Normal synaptic activity at the NMJs in Ub^G76V-GFP-Syntaxin1 mice. A, A schematic diagram of the design of the construct for generating Ub^G76V-GFP-Syntaxin1 transgenic mice. Syx1, Syntaxin1. B, Western blot analysis of spinal cord homogenates from three lines of Ub^G76V-GFP-Syntaxin1 transgenic mice, probed with antibodies against syntaxin1. C, Western blot analysis of spinal cord homogenates, illustrating expression levels of transgene among Ub^G76V-GFP-Syntaxin1, Ub^G76V-GFP-Syb2, and GFP-Syb2 mice. D, The NMJ morphology in the triangularis sterni muscle of an 8-month-old Ub^G76V-GFP-Syntaxin1 transgenic mouse, labeled by anti-Syt2 antibodies and Texas-Red-conjugated α-bungarotoxin. Note that the nerve terminals are intensely labeled by GFP and Syt2. E, Frozen sections (12 μm thickness) of the ventral horn of spinal cords from Ub^G76V-GFP-Syntaxin1 mice (8 months of age), viewed under epifluorescence. GFP fluorescence is uniformly distributed. F, Sample traces of mEPPs recorded from the lumbrical muscles from Ub^G76V-GFP-Syntaxin1 and control mice (8 months of age). G, Quantification of mEPP frequency (Ub^G76V-GFP-Syntaxin1 mice: 1.26 ± 0.11 Hz, n = 22; control mice: 1.31 ± 0.14 Hz, n = 17) and amplitude (Ub^G76V-GFP-Syntaxin1 mice: 1.07 ± 0.10 mV, n = 22; control mice: 1.15 ± 0.08 mV, n = 17). Both mEPP frequency and amplitude are similar between Ub^G76V-GFP-Syntaxin1 and control mice. H, Sample traces of EPPs recorded in the lumbrical muscles from Ub^G76V-GFP-Syntaxin1 and control mice (8 months of age).

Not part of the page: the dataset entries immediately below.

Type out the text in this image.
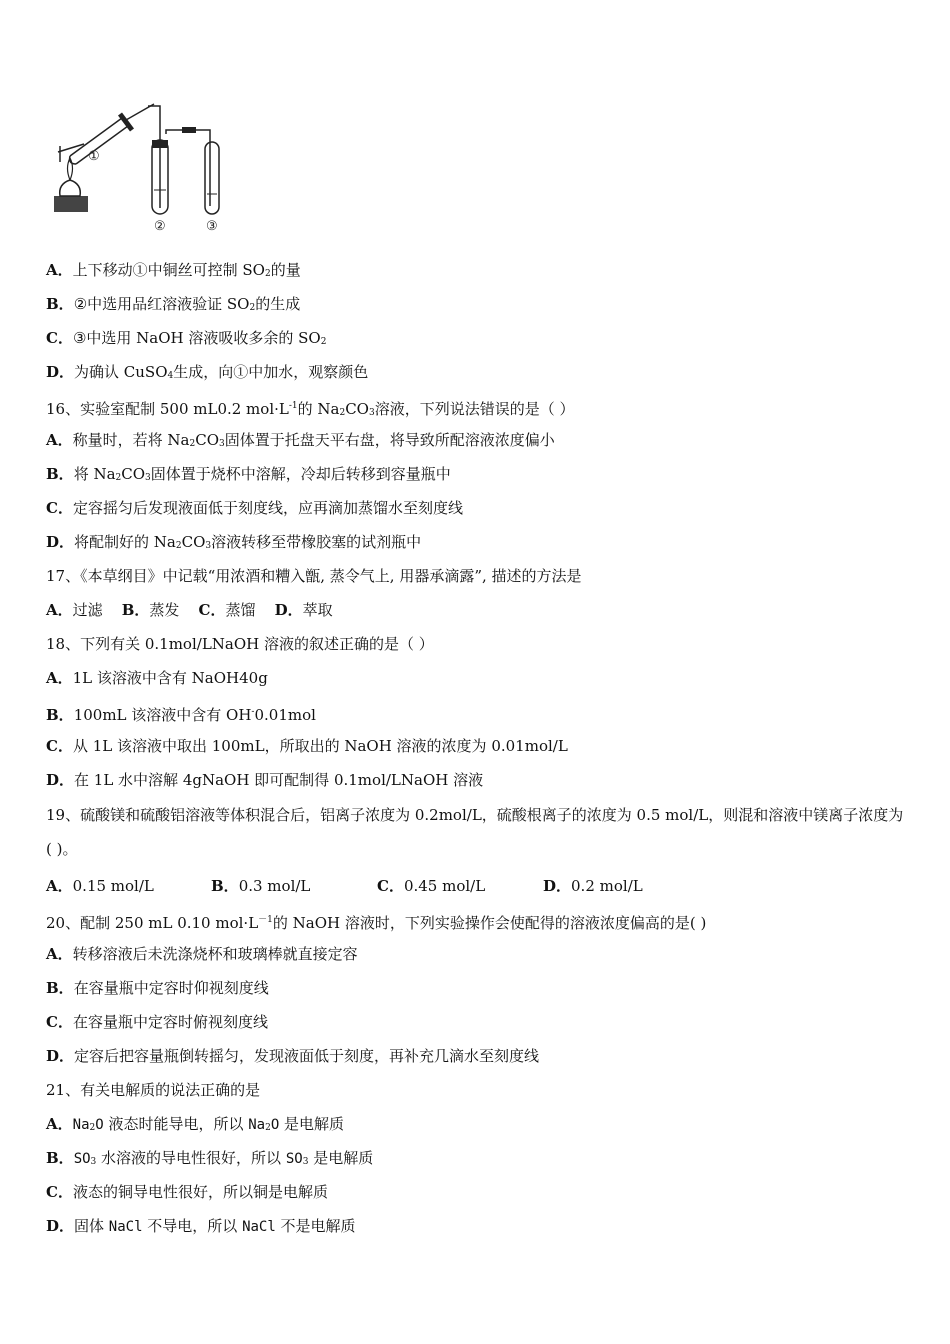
①
②	③
A．上下移动①中铜丝可控制 SO2的量
B．②中选用品红溶液验证 SO2的生成
C．③中选用 NaOH 溶液吸收多余的 SO2
D．为确认 CuSO4生成，向①中加水，观察颜色
16、实验室配制 500 mL0.2 $mol\cdot L^{-1}$的 Na2CO3溶液，下列说法错误的是（ ）
A．称量时，若将 Na2CO3固体置于托盘天平右盘，将导致所配溶液浓度偏小
B．将 Na2CO3固体置于烧杯中溶解，冷却后转移到容量瓶中
C．定容摇匀后发现液面低于刻度线，应再滴加蒸馏水至刻度线
D．将配制好的 Na2CO3溶液转移至带橡胶塞的试剂瓶中
17、《本草纲目》中记载“用浓酒和糟入甑, 蒸令气上, 用器承滴露”, 描述的方法是
A．过滤 B．蒸发 C．蒸馏 D．萃取
18、下列有关 0.1mol/LNaOH 溶液的叙述正确的是（ ）
A．1L 该溶液中含有 NaOH40g
B．100mL 该溶液中含有 OH-0.01mol
C．从 1L 该溶液中取出 100mL，所取出的 NaOH 溶液的浓度为 0.01mol/L
D．在 1L 水中溶解 4gNaOH 即可配制得 0.1mol/LNaOH 溶液
19、硫酸镁和硫酸铝溶液等体积混合后，铝离子浓度为 0.2mol/L，硫酸根离子的浓度为 0.5 mol/L，则混和溶液中镁离子浓度为( )。
A．0.15 mol/L	B．0.3 mol/L	C．0.45 mol/L	D．0.2 mol/L
20、配制 250 mL 0.10 $mol\cdot L^{-1}$的 NaOH 溶液时，下列实验操作会使配得的溶液浓度偏高的是( )
A．转移溶液后未洗涤烧杯和玻璃棒就直接定容
B．在容量瓶中定容时仰视刻度线
C．在容量瓶中定容时俯视刻度线
D．定容后把容量瓶倒转摇匀，发现液面低于刻度，再补充几滴水至刻度线
21、有关电解质的说法正确的是
A．Na2O 液态时能导电，所以 Na2O 是电解质
B．SO3 水溶液的导电性很好，所以 SO3 是电解质
C．液态的铜导电性很好，所以铜是电解质
D．固体 NaCl 不导电，所以 NaCl 不是电解质
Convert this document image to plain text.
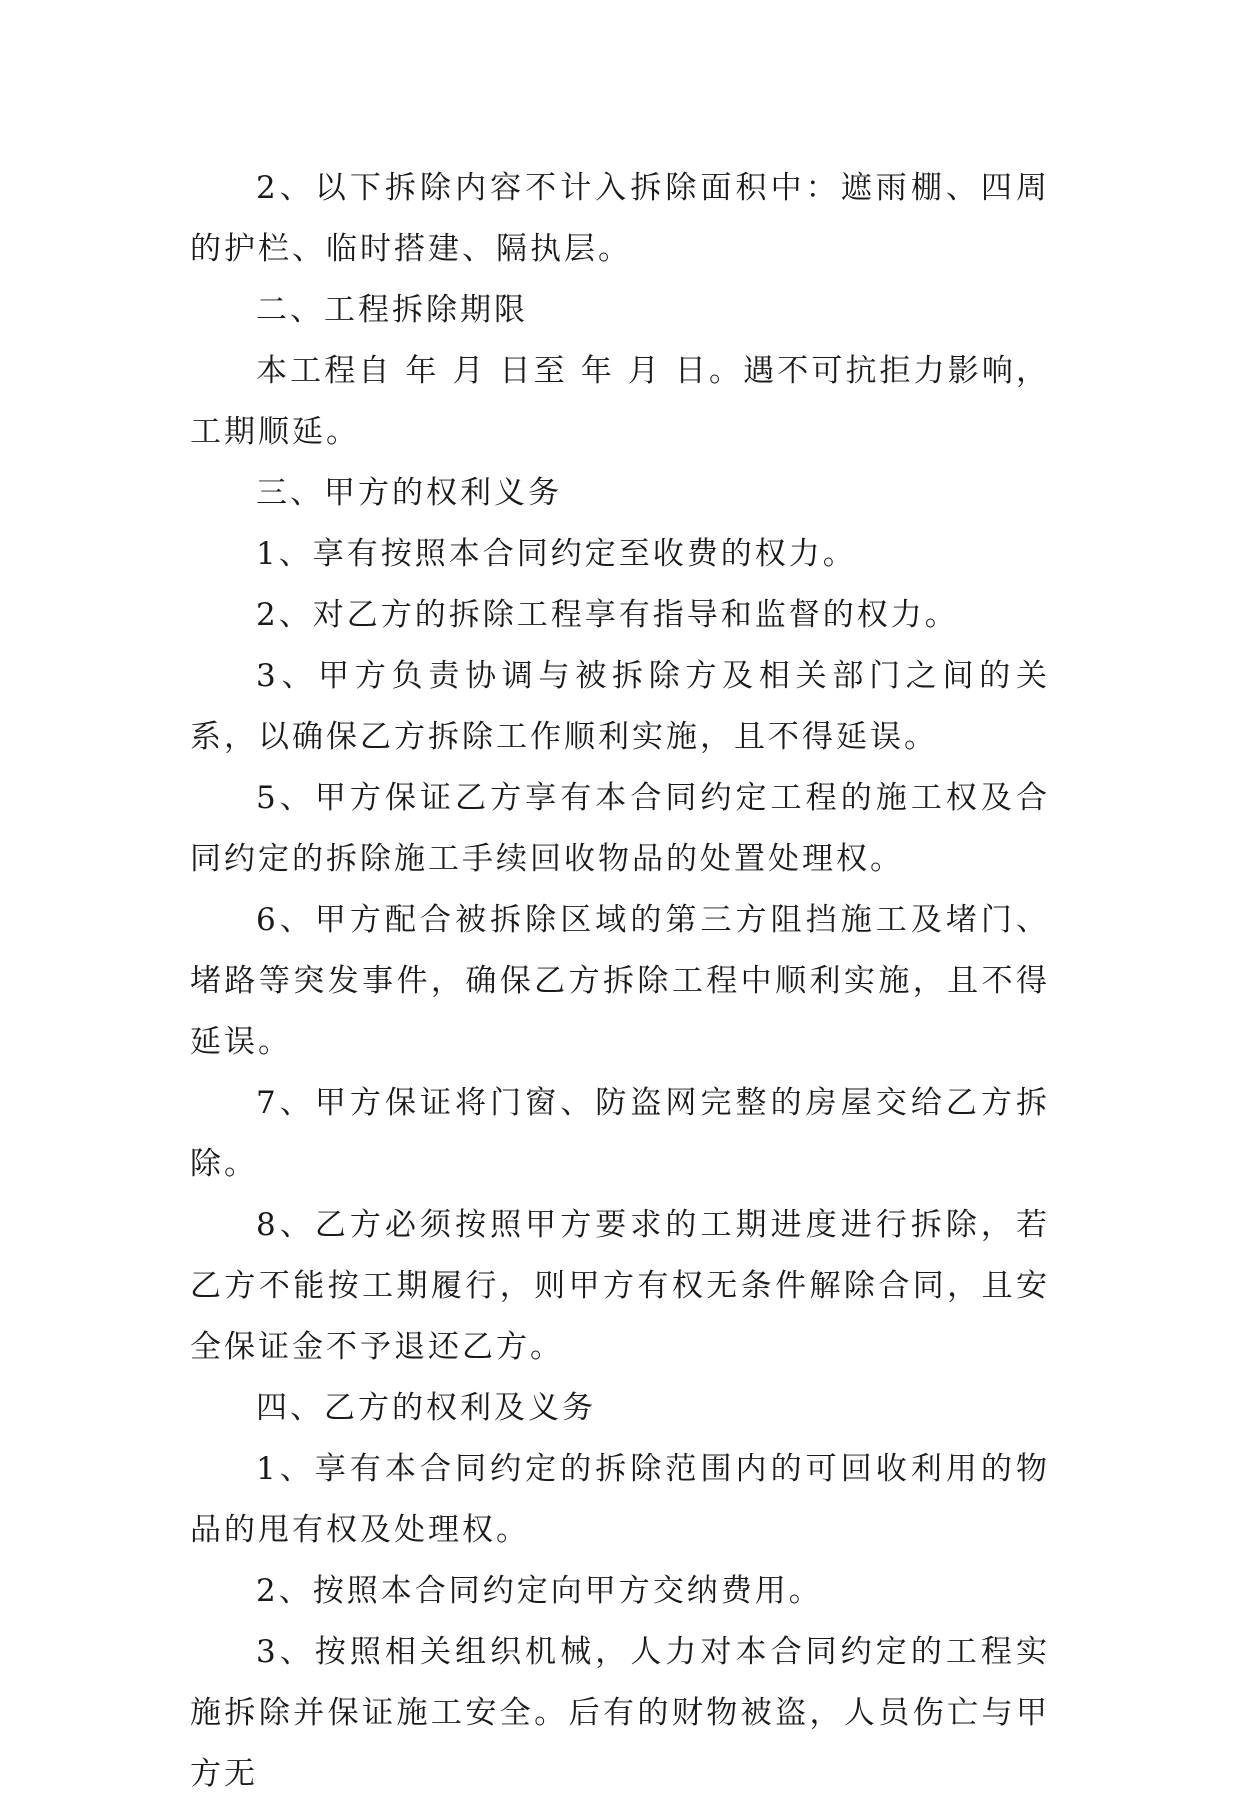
2、以下拆除内容不计入拆除面积中：遮雨棚、四周的护栏、临时搭建、隔执层。

二、工程拆除期限

本工程自 年 月 日至 年 月 日。遇不可抗拒力影响，工期顺延。

三、甲方的权利义务

1、享有按照本合同约定至收费的权力。

2、对乙方的拆除工程享有指导和监督的权力。

3、甲方负责协调与被拆除方及相关部门之间的关系，以确保乙方拆除工作顺利实施，且不得延误。

5、甲方保证乙方享有本合同约定工程的施工权及合同约定的拆除施工手续回收物品的处置处理权。

6、甲方配合被拆除区域的第三方阻挡施工及堵门、堵路等突发事件，确保乙方拆除工程中顺利实施，且不得延误。

7、甲方保证将门窗、防盗网完整的房屋交给乙方拆除。

8、乙方必须按照甲方要求的工期进度进行拆除，若乙方不能按工期履行，则甲方有权无条件解除合同，且安全保证金不予退还乙方。

四、乙方的权利及义务

1、享有本合同约定的拆除范围内的可回收利用的物品的甩有权及处理权。

2、按照本合同约定向甲方交纳费用。

3、按照相关组织机械，人力对本合同约定的工程实施拆除并保证施工安全。后有的财物被盗，人员伤亡与甲方无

I, Quantification of EPP amplitude. EPP amplitudes are similar between Ub^G76V-GFP-Syntaxin1 mice (27.29 ± 0.84 mV, n = 22) and control mice (26.99 ± 1.34 mV, n = 17). J, EPPs recorded from the lumbrical muscles from Ub^G76V-GFP-Syntaxin1 and control mice (8 months of age) in response to a 1 s, 100 Hz train stimulation (only the first 20 EPPs are displayed). Similar responses were detected from Ub^G76V-GFP-Syntaxin1 and control mice. Scale bars: D, 30 μm; E, 100 μm.